Die frühere Richterin am Kammergericht betonte, in der großen Mehrheit der Organspende-Fälle seien die geltenden Regeln befolgt worden. Seit dem Bekanntwerden der Organspendeskandale 2012, bei denen es vor allem um Leber-Spenden ging, habe es in den Krankenhäusern einen Kulturwandel gegeben. Die Dokumentation habe sich wesentlich verbessert. Auch sei die Zusammenarbeit mit den Prüfern besser geworden.

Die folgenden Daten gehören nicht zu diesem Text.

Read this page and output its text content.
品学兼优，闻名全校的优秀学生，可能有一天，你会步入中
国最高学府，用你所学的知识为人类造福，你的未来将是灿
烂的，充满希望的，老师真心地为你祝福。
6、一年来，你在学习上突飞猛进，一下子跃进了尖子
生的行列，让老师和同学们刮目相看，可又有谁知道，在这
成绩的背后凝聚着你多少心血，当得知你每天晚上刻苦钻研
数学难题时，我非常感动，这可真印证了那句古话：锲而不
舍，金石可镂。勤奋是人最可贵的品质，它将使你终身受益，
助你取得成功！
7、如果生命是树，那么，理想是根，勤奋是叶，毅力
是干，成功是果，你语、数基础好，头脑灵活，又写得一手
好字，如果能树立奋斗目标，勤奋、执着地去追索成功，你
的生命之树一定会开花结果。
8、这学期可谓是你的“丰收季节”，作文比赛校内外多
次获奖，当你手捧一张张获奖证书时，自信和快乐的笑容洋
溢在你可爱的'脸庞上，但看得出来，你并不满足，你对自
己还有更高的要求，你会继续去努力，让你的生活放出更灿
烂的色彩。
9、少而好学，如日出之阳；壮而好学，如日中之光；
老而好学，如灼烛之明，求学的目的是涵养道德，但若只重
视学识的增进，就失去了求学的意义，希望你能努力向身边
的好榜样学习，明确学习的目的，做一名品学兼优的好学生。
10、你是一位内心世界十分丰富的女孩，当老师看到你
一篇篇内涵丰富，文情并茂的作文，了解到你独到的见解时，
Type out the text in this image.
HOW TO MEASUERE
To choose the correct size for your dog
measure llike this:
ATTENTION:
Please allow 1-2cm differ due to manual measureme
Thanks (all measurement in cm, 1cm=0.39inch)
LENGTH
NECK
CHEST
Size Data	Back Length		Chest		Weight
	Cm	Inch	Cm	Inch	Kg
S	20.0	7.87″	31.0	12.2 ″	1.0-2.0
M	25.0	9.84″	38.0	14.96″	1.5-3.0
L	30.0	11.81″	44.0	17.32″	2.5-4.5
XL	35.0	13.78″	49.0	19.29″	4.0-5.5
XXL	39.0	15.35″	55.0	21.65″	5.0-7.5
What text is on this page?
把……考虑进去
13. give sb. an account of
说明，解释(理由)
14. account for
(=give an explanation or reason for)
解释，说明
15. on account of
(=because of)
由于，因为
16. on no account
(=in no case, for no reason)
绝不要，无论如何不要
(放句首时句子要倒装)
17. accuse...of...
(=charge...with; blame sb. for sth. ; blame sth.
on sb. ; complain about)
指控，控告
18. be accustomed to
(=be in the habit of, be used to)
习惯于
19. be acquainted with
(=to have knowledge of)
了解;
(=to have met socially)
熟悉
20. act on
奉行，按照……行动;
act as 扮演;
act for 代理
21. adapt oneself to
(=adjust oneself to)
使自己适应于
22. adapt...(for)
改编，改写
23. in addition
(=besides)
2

Seit den Skandalen, die die Organspende-Bereitschaft in Deutschland stark hatte sinken lassen, gelten bei Transplantationen verschärfte Regeln. So gilt inzwischen anders als zum Zeitpunkt vieler Verstöße ein Mehr-Augen-Prinzip, das verhindern soll, dass gefälschte Daten von einem Arzt an die Organspende-Organisation Eurotransplant übermittelt werden. Nach den Skandalen gab es auch ein neues Transplantationsgesetz, das unter anderem für jede Klinik entsprechende Beauftragte vorschreibt.

Welche Konsequenzen die einzelnen Manipulationen jeweils für beteiligte Ärzte hatten, konnte Rinder nicht sagen. Die Kommissionen übergeben ihren Worten zufolge ihre Erkenntnisse immer an die Kliniken und die Landesärztekammern. In schweren Fällen würde auch direkt die Staatsanwaltschaft informiert.

Der Vorstand der Deutschen Stiftung Patientenschutz, Eugen Brysch, zeigte sich erschüttert von den Ergebnissen des Prüfberichts. "Es ging offenkundig drunter und drüber bei der Organspende", erklärte er. Er forderte eine staatliche Aufsicht über das Transplantationssystem. Dies dürfe keine alleinige Angelegenheit von privaten Organisationen wie Bundesärztekammer, Krankenhausgesellschaft und Krankenkassen-Spitzenverband sein.